Deux matelots, sur l’ordre de Loup Larsen, prirent le cadavre, solidement cousu dans sa toile, et le portèrent jusqu’à la porte qui s’ouvrait dans un des pavois. Ils le placèrent devant, les pieds tournés vers la mer, et on attacha aux chevilles le sac de charbon qu’avait été chercher le cuisinier.

Un service funèbre, sur mer, devait être, dans mon imagination, empreint d’une majestueuse et effrayante solennité. Ma déception fut complète.

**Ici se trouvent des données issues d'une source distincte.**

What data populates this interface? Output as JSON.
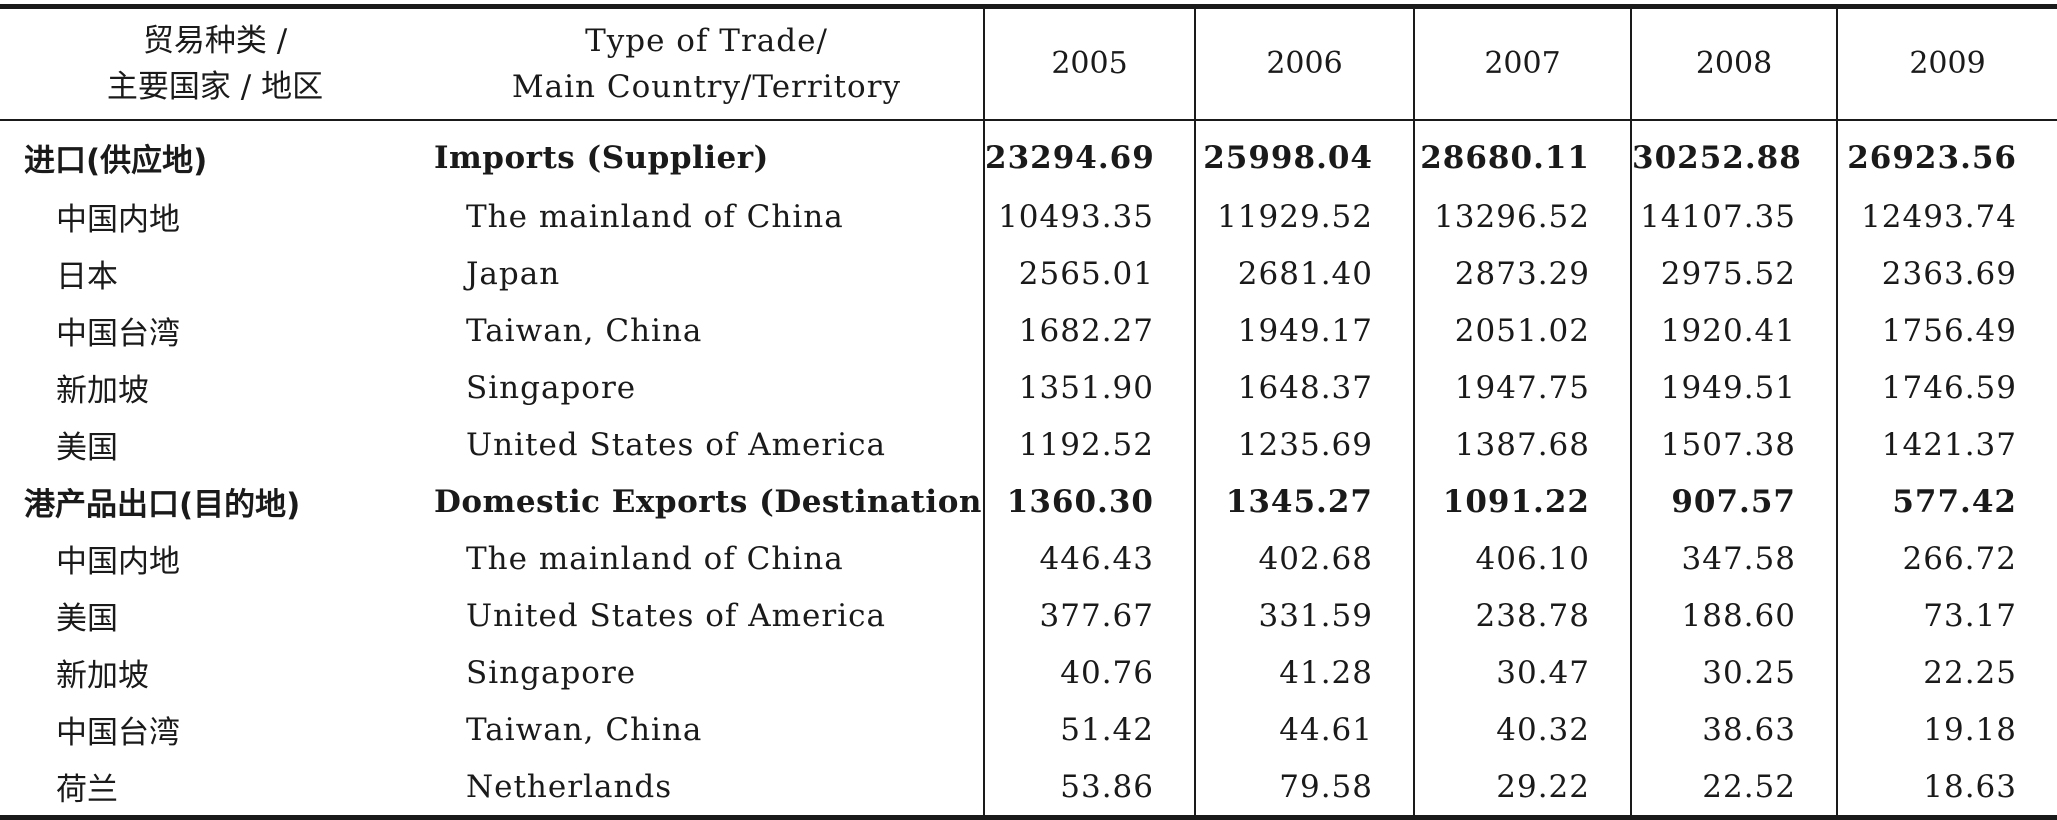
{
  "header": {
    "col1_line1": "贸易种类 /",
    "col1_line2": "主要国家 / 地区",
    "col2_line1": "Type of Trade/",
    "col2_line2": "Main Country/Territory",
    "years": [
      "2005",
      "2006",
      "2007",
      "2008",
      "2009"
    ]
  },
  "rows": [
    {
      "zh": "进口(供应地)",
      "en": "Imports (Supplier)",
      "values": [
        "23294.69",
        "25998.04",
        "28680.11",
        "30252.88",
        "26923.56"
      ],
      "section": true
    },
    {
      "zh": "中国内地",
      "en": "The mainland of China",
      "values": [
        "10493.35",
        "11929.52",
        "13296.52",
        "14107.35",
        "12493.74"
      ],
      "section": false
    },
    {
      "zh": "日本",
      "en": "Japan",
      "values": [
        "2565.01",
        "2681.40",
        "2873.29",
        "2975.52",
        "2363.69"
      ],
      "section": false
    },
    {
      "zh": "中国台湾",
      "en": "Taiwan, China",
      "values": [
        "1682.27",
        "1949.17",
        "2051.02",
        "1920.41",
        "1756.49"
      ],
      "section": false
    },
    {
      "zh": "新加坡",
      "en": "Singapore",
      "values": [
        "1351.90",
        "1648.37",
        "1947.75",
        "1949.51",
        "1746.59"
      ],
      "section": false
    },
    {
      "zh": "美国",
      "en": "United States of America",
      "values": [
        "1192.52",
        "1235.69",
        "1387.68",
        "1507.38",
        "1421.37"
      ],
      "section": false
    },
    {
      "zh": "港产品出口(目的地)",
      "en": "Domestic Exports (Destination)",
      "values": [
        "1360.30",
        "1345.27",
        "1091.22",
        "907.57",
        "577.42"
      ],
      "section": true
    },
    {
      "zh": "中国内地",
      "en": "The mainland of China",
      "values": [
        "446.43",
        "402.68",
        "406.10",
        "347.58",
        "266.72"
      ],
      "section": false
    },
    {
      "zh": "美国",
      "en": "United States of America",
      "values": [
        "377.67",
        "331.59",
        "238.78",
        "188.60",
        "73.17"
      ],
      "section": false
    },
    {
      "zh": "新加坡",
      "en": "Singapore",
      "values": [
        "40.76",
        "41.28",
        "30.47",
        "30.25",
        "22.25"
      ],
      "section": false
    },
    {
      "zh": "中国台湾",
      "en": "Taiwan, China",
      "values": [
        "51.42",
        "44.61",
        "40.32",
        "38.63",
        "19.18"
      ],
      "section": false
    },
    {
      "zh": "荷兰",
      "en": "Netherlands",
      "values": [
        "53.86",
        "79.58",
        "29.22",
        "22.52",
        "18.63"
      ],
      "section": false
    }
  ]
}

Tous les matelots s’étaient réunis à l’arrière, en faisant grand bruit. Ceux qui dormaient à l’intérieur du bateau, et que Johansen avait été réveiller dans leurs couchettes, bâillaient et se frottaient les yeux. Ils jetaient à la dérobée, vers Loup Larsen, des regards empreints de plus de crainte que d’affection.

Dans le groupe des chasseurs de phoques, un petit homme aux yeux noirs, que ses compagnons appelaient « Smoke », racontait des blagues, avec accompagnement de jurons et d’obscénités. Tout le groupe riait, à se tenir les côtes, et ces rires sonnaient à mon oreille, pareils à un chœur de loups ou à l’aboi des chiens de l’enfer.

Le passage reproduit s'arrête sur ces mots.